• Capturing optional expressions.
    • /a?typical/ matches “typical” and “atypical”
    • If an optional character is inside parenthesis, zero-wdith matches are still captured.
      • /(A?)B/ matches “AB” and captures “A”
      • /(A?)B/ matches “B” and captures “”.
      • /(a?)typical/ matches “typical” and captures “”.
  • Backreference to a zero-width capture is also zero-width.
    • An example expression is /(a?)typical & \1political/ matches “atypical & apolitical”.
  • Can make Group Expressions optional.
    • /(un)?willing/ matches “willing” and “unwilling”
    • An optional group is only captured if it matches.
    • Another example is /(A)?B/ matches “AB” and captures “A”.

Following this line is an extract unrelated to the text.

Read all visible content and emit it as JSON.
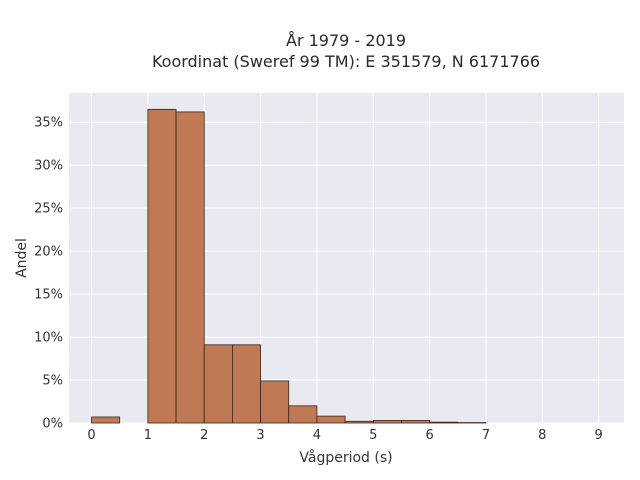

    • /(A)?B/ matches “B” but captures nothing.
    • /(un)?willing/ matches “willing” but captures nothing.
  • An optional group that did not match, will not be captured. It has no backreference.
  • /(un)?willing & \1able/ matches “unwilling & unable”
    • To not match the above, we can use /(un)?willing & \1able/ does not match “willing & able”
      • The above is true in every regex engine apart from JavaScript.
        • JavaScript’s regex engine captures optional groups. Can make backreferences to them.
  • Solution: capture the optional group.
    • /((un)?)willing & \1able/ matches “unwilling & unable”.
    • /((un)?)willing & \1able/ matches “willing & able”.
      • (un)? matches, captured by inner parenthesis, assigned to \1.
      • (un)? does not match, captured by outer parenthese, assigned to \1.